DeFi Aggregator Yearn Finance Suffers $11.6M Flash Loan Attack

The money stolen in DeFi hacks continues to grow as decentralized Finance (DeFi) aggregator Yearn Finance has become the latest victim of an $11.6 million flash loan attack involving Aave protocol.

The blockchain security firm PeckShield first alerted the Yearn Finance and Aave teams on Thursday, April 13. According to the firm, the hacker exploited a bug in the token issued on Yearn Finance to launch a flash loan attack on the platform.

Hi @AaveAave @iearnfinance, you may want to take a look: https://t.co/61wSYHqwvs

— PeckShield Inc. (@peckshield) April 13, 2023

Misconfigured Yellow Tether (yUSDT) is the Culprit

Per the PeckShield report, the perpetrator exploited a misconfigured Yellow Tether (yUSDT) contract to mint a large amount of yUSDT from just $10K USDT. He then swapped these tokens for other stablecoins. PeckShield estimated the total stolen worth to $11.6 million as they declared on their twitter,

The loss of today's @iearnfinance yUSDT hack is ~$11.6m.

As mentioned earlier, the hacker exploits a bug in the misconfigured yUSDT – https://t.co/sYuEuiBhAo – to mint extremely huge amount of yUSDT (1,252,660,242,212,927.5) from a small $10K USDT. Next, the minted yUSDT is… https://t.co/Qz3vwtbcot pic.twitter.com/UZf3TJNPMu

— PeckShield Inc. (@peckshield) April 13, 2023

In the initial alert, PeckShield also mentioned the Aave DeFi protocol. Aave V1 was previously thought to be affected by the exploit. However, the protocol developer later confirmed that the exploit had not impacted Aave V1. The attacker only used the Aave protocol to swap stolen tokens, which the security firm later confirmed.

“We need to clarify that the root cause is due to misconfigured yUSDT, not related to Aave,” PeckShield said in a follow-up tweet.”

Ronin experienced a breach when the attacker was able to get control of four validator nodes and one third-party validator run by Axie DAO.

The Yearn Finance team also confirmed the incident and highlighted that the current protocol version V2 was unaffected. The attack only involves iearn, a predecessor to Yearn Finance developed by Andre Cronje in 2020. The protocol said on the following tweet,

“We’re looking into an issue with iearn, an outdated contract from before Vaults v1 and v2. This problem seems exclusive to iearn and does not impact current Yearn contracts or protocols. iearn is an immutable contract predating YFI, it was deprecated in 2020. Vaults v1, with upgradeable strategies, was also deprecated in 2021. There’s no indication it’s affected. The current version, Yearn v2 Vaults (written in Vyper), remains unaffected as well. Stay tuned for updates as our team investigates further.”

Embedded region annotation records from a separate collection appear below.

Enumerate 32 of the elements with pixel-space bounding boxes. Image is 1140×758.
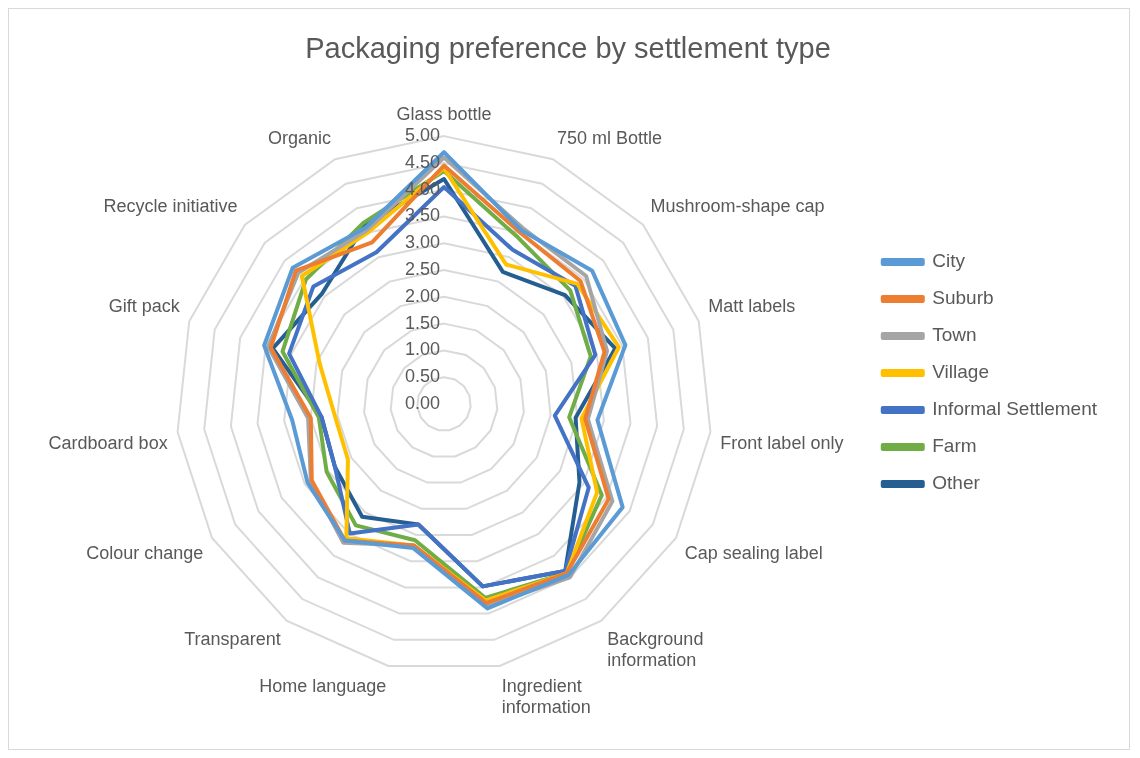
y-tick-label: 1.50 bbox=[404, 312, 440, 333]
spoke-label: Background information bbox=[607, 628, 704, 671]
legend-label: Farm bbox=[932, 435, 977, 457]
spoke-label: Cardboard box bbox=[48, 432, 168, 453]
chart-title: Packaging preference by settlement type bbox=[305, 32, 831, 65]
y-tick-label: 3.00 bbox=[404, 232, 440, 253]
y-tick-label: 4.00 bbox=[404, 178, 440, 199]
spoke-label: Mushroom-shape cap bbox=[650, 196, 825, 217]
spoke-label: Cap sealing label bbox=[684, 542, 823, 563]
spoke-label: Matt labels bbox=[708, 296, 796, 317]
legend-label: Informal Settlement bbox=[932, 398, 1098, 420]
legend-label: City bbox=[932, 250, 966, 272]
y-tick-label: 5.00 bbox=[404, 125, 440, 146]
spoke-label: Organic bbox=[267, 128, 331, 149]
legend-label: Village bbox=[932, 361, 989, 383]
y-tick-label: 0.00 bbox=[404, 392, 440, 413]
spoke-label: Colour change bbox=[86, 542, 204, 563]
legend-label: Town bbox=[932, 324, 977, 346]
spoke-label: Recycle initiative bbox=[103, 196, 238, 217]
spoke-label: 750 ml Bottle bbox=[557, 128, 663, 149]
legend-label: Suburb bbox=[932, 287, 994, 309]
legend-label: Other bbox=[932, 472, 981, 494]
y-tick-label: 2.00 bbox=[404, 285, 440, 306]
spoke-label: Gift pack bbox=[108, 296, 181, 317]
spoke-label: Ingredient information bbox=[501, 675, 591, 718]
spoke-label: Home language bbox=[259, 675, 387, 696]
y-tick-label: 1.00 bbox=[404, 339, 440, 360]
spoke-label: Transparent bbox=[184, 628, 281, 649]
y-tick-label: 2.50 bbox=[404, 259, 440, 280]
spoke-label: Front label only bbox=[720, 432, 844, 453]
spoke-label: Glass bottle bbox=[396, 104, 492, 125]
y-tick-label: 0.50 bbox=[404, 366, 440, 387]
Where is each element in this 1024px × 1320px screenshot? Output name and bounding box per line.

We're looking into an issue with iearn, an outdated contract from before Vaults v1 and v2.

This problem seems exclusive to iearn and does not impact current Yearn contracts or protocols.

iearn is an immutable contract predating YFI, it was deprecated in 2020.

Vaults v1, with…

— yearn (@iearnfinance) April 13, 2023

Lookonchain’s data suggest that the exploiter may have managed to rake in more than $10 million in 3,032,142 $DAI, 2,579,483 $USDC, 1,785,091 $BUSD, 1,512,528 $TUSD, 1,193,756 $USDT.

The DeFi hacks are no way near to an end. Stories of hacks and exploits have been rampant this year. Rough estimates say that DeFi hackers stole $211.5 million worth of cryptocurrencies in March through 26 attacks, nearly ten times the $21 million stolen in February in 7 security incidents.